Tentata irruzione durante il discorso del tycoon: 36 fermi. L'ex rivale Rubio: sono con lui

Trump parla, scontri con la polizia a San Diego

Più consensi guadagna, più cresce la protesta per fermarlo. E ora che ha ottenuto ufficialmente la nomination per correre alla Casa Bianca, Donald Trump è finito ieri al centro di una delle peggiori contestazioni inscenate finora. Circa mille persone hanno manifestato a San Diego, in California, fuori dal Convention Center in cui il candidato repubblicano stava tenendo il suo discorso. La protesta ha portato ad almeno 36 fermi.
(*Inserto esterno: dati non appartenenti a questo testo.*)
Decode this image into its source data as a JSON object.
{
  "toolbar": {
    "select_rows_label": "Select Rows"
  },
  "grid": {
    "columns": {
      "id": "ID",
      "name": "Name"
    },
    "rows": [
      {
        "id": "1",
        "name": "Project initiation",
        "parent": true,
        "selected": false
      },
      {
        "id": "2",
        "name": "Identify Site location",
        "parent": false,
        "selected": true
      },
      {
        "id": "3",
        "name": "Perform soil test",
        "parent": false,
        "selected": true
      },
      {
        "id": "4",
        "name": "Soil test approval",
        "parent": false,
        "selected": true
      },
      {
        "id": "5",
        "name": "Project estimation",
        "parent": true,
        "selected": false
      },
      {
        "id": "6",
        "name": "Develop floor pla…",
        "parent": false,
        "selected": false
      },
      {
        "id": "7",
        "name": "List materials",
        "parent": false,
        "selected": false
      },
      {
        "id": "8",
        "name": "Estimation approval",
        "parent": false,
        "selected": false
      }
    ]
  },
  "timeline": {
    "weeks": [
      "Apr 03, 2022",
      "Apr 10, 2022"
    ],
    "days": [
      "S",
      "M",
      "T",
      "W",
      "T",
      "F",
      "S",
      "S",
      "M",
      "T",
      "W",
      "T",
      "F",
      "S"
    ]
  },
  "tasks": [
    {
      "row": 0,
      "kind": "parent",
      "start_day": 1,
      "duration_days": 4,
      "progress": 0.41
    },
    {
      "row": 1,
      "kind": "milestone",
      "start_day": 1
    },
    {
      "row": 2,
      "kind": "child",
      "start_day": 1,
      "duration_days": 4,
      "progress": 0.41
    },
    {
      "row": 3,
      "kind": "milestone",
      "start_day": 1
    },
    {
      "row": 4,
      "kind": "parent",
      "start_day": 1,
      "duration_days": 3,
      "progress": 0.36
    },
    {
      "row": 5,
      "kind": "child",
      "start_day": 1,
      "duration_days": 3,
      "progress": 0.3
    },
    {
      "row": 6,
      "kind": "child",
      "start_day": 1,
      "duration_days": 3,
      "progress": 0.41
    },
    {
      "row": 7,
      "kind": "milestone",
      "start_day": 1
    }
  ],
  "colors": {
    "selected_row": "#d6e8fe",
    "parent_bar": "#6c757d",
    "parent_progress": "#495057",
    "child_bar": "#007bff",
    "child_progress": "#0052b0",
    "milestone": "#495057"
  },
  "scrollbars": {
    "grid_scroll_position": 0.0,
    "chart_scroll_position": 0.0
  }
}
I dimostranti scandivano slogan e mostravano cartelli, bandiere americane e messicane, per contestare le posizioni sull'immigrazione del magnate nella città considerata binazionale, poiché molte persone che vivono e lavorano su lati diversi della frontiera. A San Diego, un terzo della popolazione è latinoamerican e ogni giorno il passaggio di confine di San Ysidro, che collega la città a Tijuana, è attraversato da circa 300mila persone che si spostano legalmente tra i due Paesi. La situazione è degenerata quando un gruppo di manifestanti anti-Trump ha anche scavalcato barriere e lanciato bottiglie dando il via a scontri con la polizia. La tempistica è significativa, perché avvenuta alla vigilia delle primarie che in California si svolgeranno il 7 giugno siain campo democratico che in campo repubblicano. Ormai però Trump non ha più rivali all'interno del suo partito.

E intanto ieri il tycoon ha incassato anche l'endorsement di Marco Rubio, il suo rivale in campo repubblicano costretto a interrompere la corsa dopo i successi di Trump. All'inizio lo aveva definito un «pericoloso truffatore», ma ora Rubio dice chiaramente di volere che la Casa Bianca torni, ad ogni costo, in mano dei repubblicani. «Voglio essere d'aiuto non di intralcio, perché non voglio che Hillary Clinton diventi presidente», ha detto il senatore della Florida su cui avevano puntato i vertici del partito repubblicano, ma che, come gli altri candidati, è stato sbaragliato dall'ascesa del miliardario newyorkese. Ora l'ex pupillo di Jeb Bush - un'altra, ed ancora più illustre vittima dell'uragano Trump - si dice, in un'intervista che la Cnn manderà in onda domani, «onorato di fare qualcosa in favore della causa», cioè la vittoria repubblicana alla Casa Bianca, pur riconoscendo le profonde differenze politiche con Trump. «Ho passato 11 mesi a parlare di queste differenze, credo che siano chiare», ha detto.

Eppure non sarebbe tutta rose e fiori la campagna di Trump per aggiudicarsi la Casa Bianca. Secondo il New York Times la confusione regna sovrana e ci sarebbero tensioni all'interno della macchina elettorale. Alcuni membri dello staff sospettano addirittura che ci siano microspie nei loro uffici. La confusione si avverte anche fra i possibili finanziatori della campagna, ai quali non vengono date indicazioni precise su come contribuire finanziariamente e in quale super Pac, i fondi di finanziamento, investire.

Anche se ha assicurato pubblicamente che avrebbe adottato uno stile più presidenziale, Trump - scrive il Nyt - continua a mostrare i limiti del suo stile manageriale e vuole essere capo di se stesso.